Data breach class actions: Fifth Circuit rules that unsecured storage leading to a breach does not constitute “knowing disclosure” under the Driver’s Privacy Protection Act

Takeaway:  Federal and state statutes that provide minimum damages awards for each statutory violation, such as the federal Telephone Consumer Protection Act and Illinois’s Biometric Information Privacy Act, provide ideal vehicles for class action litigation.  They enable class plaintiffs to recover potentially staggering liquidated damages without proof of any actual damages.  One such statute, the federal Driver’s Privacy Protection Act, 18 U.S.C. § 2721, et seq. (DPPA), mandates a minimum $2,500 liquidated damages award for each violation.  In Allen v. Vertafore, Inc., --- F.4th ----, No. 21-20404, 2022 WL 765001, (5th Cir. Mar. 11, 2022), the Fifth Circuit recently turned back an effort to seek class damages under the DPPA by affirming the dismissal of a putative class action alleging claims on behalf of almost 28 million people.

In Allen, Vertafore, an insurance software company, announced in 2020 that data files containing the personal information of almost 28 million people holding Texas driver’s licenses had been accessed “without authorization.”  2022 WL 765001, at *1.  The files had been “stored in an unsecured external storage device.”  Id

Soon after this announcement was made, three individual plaintiffs filed a putative class action against Vertafore in the Southern District of Texas.  The plaintiffs alleged that by storing their and class members’ personal information on an unsecured external storage device, Vertafore had knowingly disclosed that information in violation of the DPAA.  Id.

The DPPA makes it “unlawful for any person knowingly to obtain or disclose personal information, from a motor vehicle record, for any use not permitted under section 2721(b) of this title.”  Id. at *2 (quoting 18 U.S.C. § 2722(a)).  The statute grants a private right of action to anyone victimized by a violation.  18 U.S.C. § 2724(a).  Although a court may award actual damages, a successful DPPA plaintiff also may recover “not less than liquidated damages in the amount of $2,500 ....”  Id. (quoting 18 U.S.C. § 2724(b)).  The statute also entitles a winning plaintiff to reasonable attorneys’ fees, as well as punitive damages for any willful or reckless violation.  18 U.S.C. § 2724(b)(2), (3).

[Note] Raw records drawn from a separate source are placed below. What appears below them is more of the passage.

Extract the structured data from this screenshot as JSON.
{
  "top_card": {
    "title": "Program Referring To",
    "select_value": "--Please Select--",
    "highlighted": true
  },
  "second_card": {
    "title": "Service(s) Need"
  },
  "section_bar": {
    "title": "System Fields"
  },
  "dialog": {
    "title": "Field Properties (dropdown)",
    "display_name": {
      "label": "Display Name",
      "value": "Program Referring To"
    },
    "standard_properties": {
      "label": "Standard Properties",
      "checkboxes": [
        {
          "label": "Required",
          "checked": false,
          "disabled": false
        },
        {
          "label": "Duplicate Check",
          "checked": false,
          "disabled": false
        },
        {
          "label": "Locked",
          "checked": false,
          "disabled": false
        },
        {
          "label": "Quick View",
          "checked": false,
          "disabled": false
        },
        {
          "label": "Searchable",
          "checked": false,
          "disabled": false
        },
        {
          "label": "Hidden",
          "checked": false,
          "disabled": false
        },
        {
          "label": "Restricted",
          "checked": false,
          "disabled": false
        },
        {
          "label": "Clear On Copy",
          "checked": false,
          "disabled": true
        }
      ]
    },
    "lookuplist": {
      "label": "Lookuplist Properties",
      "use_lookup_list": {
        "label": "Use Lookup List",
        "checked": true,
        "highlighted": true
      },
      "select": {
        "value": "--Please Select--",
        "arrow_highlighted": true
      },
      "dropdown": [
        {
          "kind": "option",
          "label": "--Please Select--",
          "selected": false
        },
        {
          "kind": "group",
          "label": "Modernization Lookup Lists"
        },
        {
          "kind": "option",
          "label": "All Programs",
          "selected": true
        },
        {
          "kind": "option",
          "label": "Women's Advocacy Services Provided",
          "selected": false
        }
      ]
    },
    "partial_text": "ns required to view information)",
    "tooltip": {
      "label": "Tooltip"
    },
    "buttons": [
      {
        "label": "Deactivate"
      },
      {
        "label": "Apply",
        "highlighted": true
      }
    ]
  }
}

According to Vertafore’s initial announcement, as of November 2020 its investigation had not identified “any evidence that the information accessed without authorization had been misused.” 2022 WL 765001, at *1.  Consistent with an absence of evidence of actual misuse, the plaintiffs apparently did not seek actual damages, but only the recovery of the $2,500 minimum for each violation.

Vertafore moved to dismiss the plaintiffs’ complaint for failure to state claim.  The district court granted the motion and dismissed the case.  Plaintiffs appealed and the Fifth Circuit affirmed.

Addressing the single question of whether the passive (although perhaps negligent) act of storing personal information on an unsecured external storage device amounted to a “knowing disclosure” under the DPPA, the Fifth Circuit ruled no disclosure had occurred.  The panel stated:  “After all, we would hardly say that personal information was ‘disclosed’ if it was kept in hard copy and the papers were stolen out of an unlocked, but private, storage facility.”  Id. at *3. The panel further noted that the plaintiffs had cited “no case in which insufficiently secure data storage constituted a ‘disclosure’ within the meaning of the DPPA.”  Id. at *3 n.2.